The Niger Delta fold and thrust belt occurs in an area of tectonic shortening – caused by the thin-skinned gravitational collapse of large deltaic sediment wedges above a ductile overpressured shale. Syn-sedimentary processes such as down-slope flowing gravity currents interact with the deforming seafloor topography to produce growth packages that record the deformation history of the folds. The thesis documents the spatial and temporal interaction between Pleistocene to Recent submarine channels, and folds/thrusts that have been growing since 12.8 million years ago (Ma). 3D seismic reflection data and key stratigraphic/horizon ages are used to constrain and analyse the spatial and temporal variation in shortening of major folds having seabed relief. Geomorphic techniques were applied to quantify the geomorphic responses of submarine channels developing coevally with structural deformation.
This thesis documents two types of structures (fault-propagation folds and a detachment fold) whose cumulative strain (shortening) varies spatially and through time. The maximum interval shortening rate occurred between 9.5 Ma and 3.7 Ma, and has reduced significantly from that time to present. Channels show a range of interactions with structures, from simple deflection to fold tips to complete diversion. However, channels are capable of crossing the actively growing fault-propagation folds in positions of recent strain minima and at interval strain rates that are generally less than 15 m/Myr. In contrast, channels have been completely diverted by the broad detachment fold albeit growing at comparably lower rates. This thesis emphasizes that careful fold displacement – distance measurements which bracket the time interval of channel system development are very important for predicting sediment pathways in deepwater settings.
Detailed geomorphic analysis showed that the bathymetry longitudinal profiles of the active channels are relatively linear with concavity values that range from -0.08 to ̵ 0.34, with an average profile gradient between 0.9[degrees] and 1[degrees]. In contrast, channel systems that have been abandoned and buried for long period of time, have longitudinal profiles that are more convex. The profiles of both the active and buried channels are characterized by knickzones that are apparent near mapped structures – and implicitly record variations in substrate uplift rate.

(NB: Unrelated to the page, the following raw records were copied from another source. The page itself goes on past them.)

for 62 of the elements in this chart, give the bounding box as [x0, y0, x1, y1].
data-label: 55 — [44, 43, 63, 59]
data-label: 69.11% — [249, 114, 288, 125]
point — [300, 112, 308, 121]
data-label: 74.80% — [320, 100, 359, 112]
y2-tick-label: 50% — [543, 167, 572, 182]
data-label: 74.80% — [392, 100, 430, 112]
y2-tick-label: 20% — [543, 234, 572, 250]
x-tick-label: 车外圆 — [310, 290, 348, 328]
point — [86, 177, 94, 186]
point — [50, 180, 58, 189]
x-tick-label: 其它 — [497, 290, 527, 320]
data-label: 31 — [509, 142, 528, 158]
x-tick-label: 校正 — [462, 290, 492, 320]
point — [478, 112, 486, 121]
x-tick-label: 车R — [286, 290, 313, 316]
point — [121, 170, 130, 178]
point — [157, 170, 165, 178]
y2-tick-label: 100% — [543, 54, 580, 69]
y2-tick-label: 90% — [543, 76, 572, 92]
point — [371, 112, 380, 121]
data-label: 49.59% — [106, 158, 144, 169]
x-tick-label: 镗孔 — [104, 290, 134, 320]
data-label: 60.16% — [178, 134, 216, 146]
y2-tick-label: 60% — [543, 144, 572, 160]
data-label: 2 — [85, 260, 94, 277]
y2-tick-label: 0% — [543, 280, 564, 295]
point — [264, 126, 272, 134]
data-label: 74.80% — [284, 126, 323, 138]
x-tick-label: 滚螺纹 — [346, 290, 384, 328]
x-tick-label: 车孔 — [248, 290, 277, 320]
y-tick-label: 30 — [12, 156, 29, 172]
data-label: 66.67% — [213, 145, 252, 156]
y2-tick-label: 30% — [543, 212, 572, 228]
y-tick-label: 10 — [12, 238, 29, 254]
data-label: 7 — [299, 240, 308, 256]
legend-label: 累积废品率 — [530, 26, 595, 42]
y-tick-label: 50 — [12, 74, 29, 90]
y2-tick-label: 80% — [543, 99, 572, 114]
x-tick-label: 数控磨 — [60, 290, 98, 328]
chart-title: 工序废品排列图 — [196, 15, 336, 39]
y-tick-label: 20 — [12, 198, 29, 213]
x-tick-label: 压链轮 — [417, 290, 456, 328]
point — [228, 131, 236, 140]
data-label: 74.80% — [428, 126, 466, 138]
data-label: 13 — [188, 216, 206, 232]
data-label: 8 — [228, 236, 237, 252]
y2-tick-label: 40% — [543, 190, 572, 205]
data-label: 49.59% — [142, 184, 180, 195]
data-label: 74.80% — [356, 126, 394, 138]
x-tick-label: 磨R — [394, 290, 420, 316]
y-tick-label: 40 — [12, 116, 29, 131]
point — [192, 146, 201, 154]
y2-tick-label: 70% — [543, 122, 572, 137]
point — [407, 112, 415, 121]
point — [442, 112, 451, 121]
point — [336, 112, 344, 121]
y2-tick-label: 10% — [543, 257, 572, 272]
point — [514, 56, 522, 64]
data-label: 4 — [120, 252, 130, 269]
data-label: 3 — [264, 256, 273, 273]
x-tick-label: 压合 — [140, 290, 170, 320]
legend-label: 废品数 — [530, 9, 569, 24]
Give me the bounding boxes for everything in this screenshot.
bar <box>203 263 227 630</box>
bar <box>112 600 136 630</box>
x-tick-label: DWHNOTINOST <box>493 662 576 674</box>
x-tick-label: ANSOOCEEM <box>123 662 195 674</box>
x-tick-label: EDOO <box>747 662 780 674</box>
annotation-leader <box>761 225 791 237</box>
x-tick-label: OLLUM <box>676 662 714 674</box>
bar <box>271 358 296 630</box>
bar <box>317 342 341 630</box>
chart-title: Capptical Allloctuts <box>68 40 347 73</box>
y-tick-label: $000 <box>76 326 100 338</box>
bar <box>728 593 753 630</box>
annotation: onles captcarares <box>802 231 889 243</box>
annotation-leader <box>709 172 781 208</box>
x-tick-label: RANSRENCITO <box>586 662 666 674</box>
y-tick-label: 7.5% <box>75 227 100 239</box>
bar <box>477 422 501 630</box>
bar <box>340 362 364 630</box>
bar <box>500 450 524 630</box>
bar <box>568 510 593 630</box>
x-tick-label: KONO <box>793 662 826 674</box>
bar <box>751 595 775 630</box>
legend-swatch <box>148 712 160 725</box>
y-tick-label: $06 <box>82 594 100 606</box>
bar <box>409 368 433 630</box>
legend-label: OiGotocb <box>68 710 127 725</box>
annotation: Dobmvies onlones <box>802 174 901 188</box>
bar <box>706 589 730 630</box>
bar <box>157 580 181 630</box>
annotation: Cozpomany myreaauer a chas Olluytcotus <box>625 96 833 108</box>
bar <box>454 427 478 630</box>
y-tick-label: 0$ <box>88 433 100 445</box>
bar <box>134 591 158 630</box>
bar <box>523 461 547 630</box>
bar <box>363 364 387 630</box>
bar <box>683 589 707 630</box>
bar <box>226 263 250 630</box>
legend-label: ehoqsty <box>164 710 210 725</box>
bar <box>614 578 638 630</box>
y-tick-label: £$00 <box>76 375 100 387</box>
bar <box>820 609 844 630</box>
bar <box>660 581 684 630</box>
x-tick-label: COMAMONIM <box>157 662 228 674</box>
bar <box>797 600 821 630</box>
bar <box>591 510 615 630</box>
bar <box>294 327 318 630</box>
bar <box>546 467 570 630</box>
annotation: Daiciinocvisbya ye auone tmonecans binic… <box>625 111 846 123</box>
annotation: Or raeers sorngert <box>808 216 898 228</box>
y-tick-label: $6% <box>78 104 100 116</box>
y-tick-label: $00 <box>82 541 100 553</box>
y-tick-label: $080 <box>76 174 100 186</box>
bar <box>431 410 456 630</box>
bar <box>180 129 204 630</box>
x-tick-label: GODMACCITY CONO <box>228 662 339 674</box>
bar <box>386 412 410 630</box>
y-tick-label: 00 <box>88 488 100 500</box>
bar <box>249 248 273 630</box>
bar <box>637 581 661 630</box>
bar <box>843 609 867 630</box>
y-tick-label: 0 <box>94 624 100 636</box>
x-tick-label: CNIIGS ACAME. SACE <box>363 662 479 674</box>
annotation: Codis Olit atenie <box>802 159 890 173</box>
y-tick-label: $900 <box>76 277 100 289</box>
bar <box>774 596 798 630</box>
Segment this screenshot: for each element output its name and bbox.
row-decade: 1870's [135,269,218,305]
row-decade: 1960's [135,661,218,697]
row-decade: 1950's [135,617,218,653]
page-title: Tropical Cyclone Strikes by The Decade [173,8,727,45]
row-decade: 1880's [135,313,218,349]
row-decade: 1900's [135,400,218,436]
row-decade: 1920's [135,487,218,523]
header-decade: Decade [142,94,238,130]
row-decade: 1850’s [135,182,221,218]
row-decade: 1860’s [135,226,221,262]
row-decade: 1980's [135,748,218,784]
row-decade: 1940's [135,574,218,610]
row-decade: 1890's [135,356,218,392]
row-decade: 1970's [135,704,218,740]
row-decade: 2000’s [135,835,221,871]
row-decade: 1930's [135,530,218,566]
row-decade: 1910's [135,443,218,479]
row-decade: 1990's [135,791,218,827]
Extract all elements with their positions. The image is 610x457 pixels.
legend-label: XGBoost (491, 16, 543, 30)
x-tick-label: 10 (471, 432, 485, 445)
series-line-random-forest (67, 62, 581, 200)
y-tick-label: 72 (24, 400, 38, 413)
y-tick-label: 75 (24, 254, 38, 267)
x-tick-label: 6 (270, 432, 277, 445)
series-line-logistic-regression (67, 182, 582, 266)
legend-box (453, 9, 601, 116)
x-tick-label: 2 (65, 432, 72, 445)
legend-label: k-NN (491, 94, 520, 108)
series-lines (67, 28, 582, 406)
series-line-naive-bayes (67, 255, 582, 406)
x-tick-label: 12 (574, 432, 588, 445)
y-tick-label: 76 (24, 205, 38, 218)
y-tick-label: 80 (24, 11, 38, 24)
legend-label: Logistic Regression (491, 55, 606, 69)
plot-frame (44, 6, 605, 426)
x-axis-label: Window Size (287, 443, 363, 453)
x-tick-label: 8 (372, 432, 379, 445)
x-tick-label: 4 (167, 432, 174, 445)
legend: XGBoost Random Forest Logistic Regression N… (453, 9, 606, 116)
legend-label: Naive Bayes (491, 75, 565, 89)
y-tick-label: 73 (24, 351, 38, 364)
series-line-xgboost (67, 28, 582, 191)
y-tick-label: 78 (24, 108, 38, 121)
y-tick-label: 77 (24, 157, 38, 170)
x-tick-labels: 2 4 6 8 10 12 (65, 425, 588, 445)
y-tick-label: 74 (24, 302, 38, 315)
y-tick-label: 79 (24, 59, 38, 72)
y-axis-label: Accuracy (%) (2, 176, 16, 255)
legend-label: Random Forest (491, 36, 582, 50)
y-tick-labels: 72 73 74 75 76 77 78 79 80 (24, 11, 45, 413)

The recently active channels (the modern thalweg) show no systematic width change down-system but they do show an increase in incision depth/erosion of up to 70 % at structural locations. However, the channel system (made of several cut-and-fill sequences), shows clear width narrowing together with time-integrated incision and erosion in response to time-integrated structural uplift. Estimates of the down-system variation in channel bed-shear stress and flow velocity, using the thalweg-geometry of the active channels, suggests that near growing folds and thrusts, the enhanced bed-shear stress-driven incision is up to 200 Pa. and the flow velocity is up to 5 m s-1. In essence, the linear nature of the active channel profiles, in comparison to the convex nature of the buried channel profiles, suggests that the active channels are able to keep pace with the time-integrated uplift of folds and thrusts, and therefore appear to be in topographic steady-state with respect to structural uplift since at least 1.7 Ma.
Facies analysis using the seismic data showed that the main seismic facies include: (i) channel axes sands and top-channel sands (ii) sheet-sands or crevasse splays (iii) slump deposits and (iv) pelagic drapes. The growth of structures with seabed relief has affected the location of channel avulsion, the locus and the deposition/distribution of sheet-sands (splays). These splays can spill over the growing fault-propagation folds in areas of lower fold growth rates, and absence of seabed scarps; but are completely blocked, and subsequently incorporated onto the limb of a broad detachment fold in the east of the study area as incoming channels are forced to divert through time.
This thesis has contributed to the understanding of:
(1) Deformation by thrust-related folds that have been growing since ca. 12 Ma, and attained maximum interval growth rates between 9.5 Ma and 3.7 Ma. These maximum growth rates have reduced significantly in the last 3.7 million years during which submarine channels that are generally less than 1.3 million years old also occurred.

(2) How modern seabed channels (i.e., recently active channels) have responded to the time-integrated growth of structures along their paths; and the related effect on the positioning of channels pathways, which in-turn, governs the depositional system – especially the distribution of sands in the toe-thrust area of the deepwater Niger Delta.

(3) The time-integrated channel system erosivity, the evolution of the channel system geometry and the channel system fill as these systems interact with active structures through time.

(4) How submarine channels in the deepwater Niger Delta achieve, and maintain bathymetric steady-state over periods of approximately 1 – 1.3 million years.